Multi-Prompt with Depth Partitioned Cross-Modal Learning
Yingjie Tian, Yiqi Wang, Xianda Guo, Zheng Zhu, Long Chen
TL;DR
The paper addresses the limited expressivity of single-prompt prompting for open-world visual concepts by introducing PMPO, a depth-partitioned, multi-prompt cross-modal learning framework built on frozen vision-language models. PMPO learns multiple prompts that are tied to different depths of the visual encoder, enabling each prompt to capture distinct hierarchical visual information, and it optionally leverages manually designed prompts as priors. Through extensive experiments on 11 datasets across base-new generalization, cross-dataset transfer, and domain generalization, PMPO achieves strong improvements in harmonic mean and unseen-class accuracy, outperforming several state-of-the-art prompting methods. The results demonstrate PMPO’s robustness and practical potential for adapting large-scale VLP models to diverse recognition tasks with limited data, while acknowledging higher computational costs and data requirements as avenues for further improvement.
Abstract
In recent years, soft prompt learning methods have been proposed to fine-tune large-scale vision-language pre-trained models for various downstream tasks. These methods typically combine learnable textual tokens with class tokens as input for models with frozen parameters. However, they often employ a single prompt to describe class contexts, failing to capture categories' diverse attributes adequately. This study introduces the Partitioned Multi-modal Prompt (PMPO), a multi-modal prompting technique that extends the soft prompt from a single learnable prompt to multiple prompts. Our method divides the visual encoder depths and connects learnable prompts to the separated visual depths, enabling different prompts to capture the hierarchical contextual depths of visual representations.

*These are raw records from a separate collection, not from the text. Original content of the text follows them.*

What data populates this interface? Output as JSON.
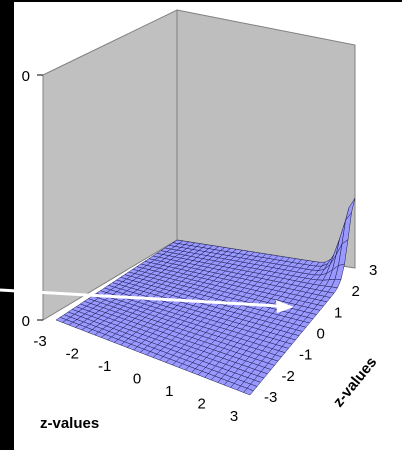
{
  "chart_data": {
    "type": "surface3d",
    "x_ticks": [
      "-3",
      "-2",
      "-1",
      "0",
      "1",
      "2",
      "3"
    ],
    "y_ticks": [
      "3",
      "2",
      "1",
      "0",
      "-1",
      "-2",
      "-3"
    ],
    "z_ticks": [
      "0",
      "0"
    ],
    "xlabel": "z-values",
    "ylabel": "z-values",
    "xlim": [
      -3,
      3
    ],
    "ylim": [
      -3,
      3
    ],
    "grid": true,
    "surface": {
      "description": "surface is flat at zero except for a narrow sharp peak near x=3, y=3",
      "peak": {
        "x": 3,
        "y": 3
      },
      "color": "#9999ff"
    },
    "walls_color": "#c0c0c0",
    "annotation_arrow_color": "#ffffff"
  }
}
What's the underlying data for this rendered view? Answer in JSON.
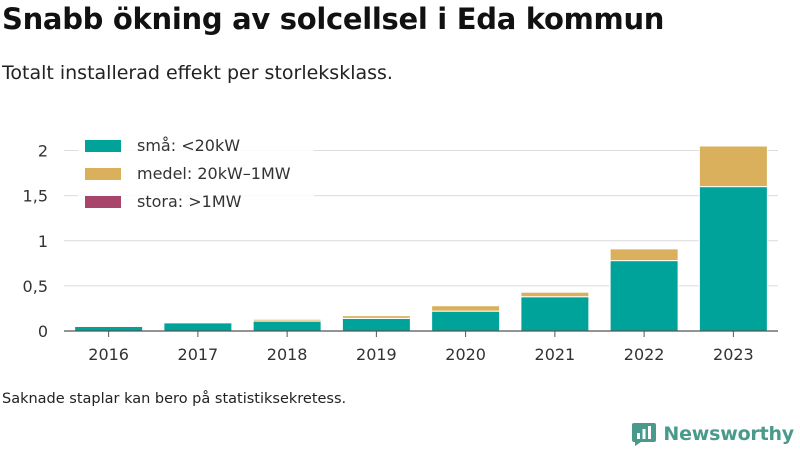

Furthermore, to maximize the advantages of multi-prompt learning, we incorporate prior information from manually designed templates and learnable multi-prompts, thus improving the generalization capabilities of our approach. We evaluate the effectiveness of our approach on three challenging tasks: new class generalization, cross-dataset evaluation, and domain generalization. For instance, our method achieves a $79.28$ harmonic mean, averaged over 11 diverse image recognition datasets ($+7.62$ compared to CoOp), demonstrating significant competitiveness compared to state-of-the-art prompting methods.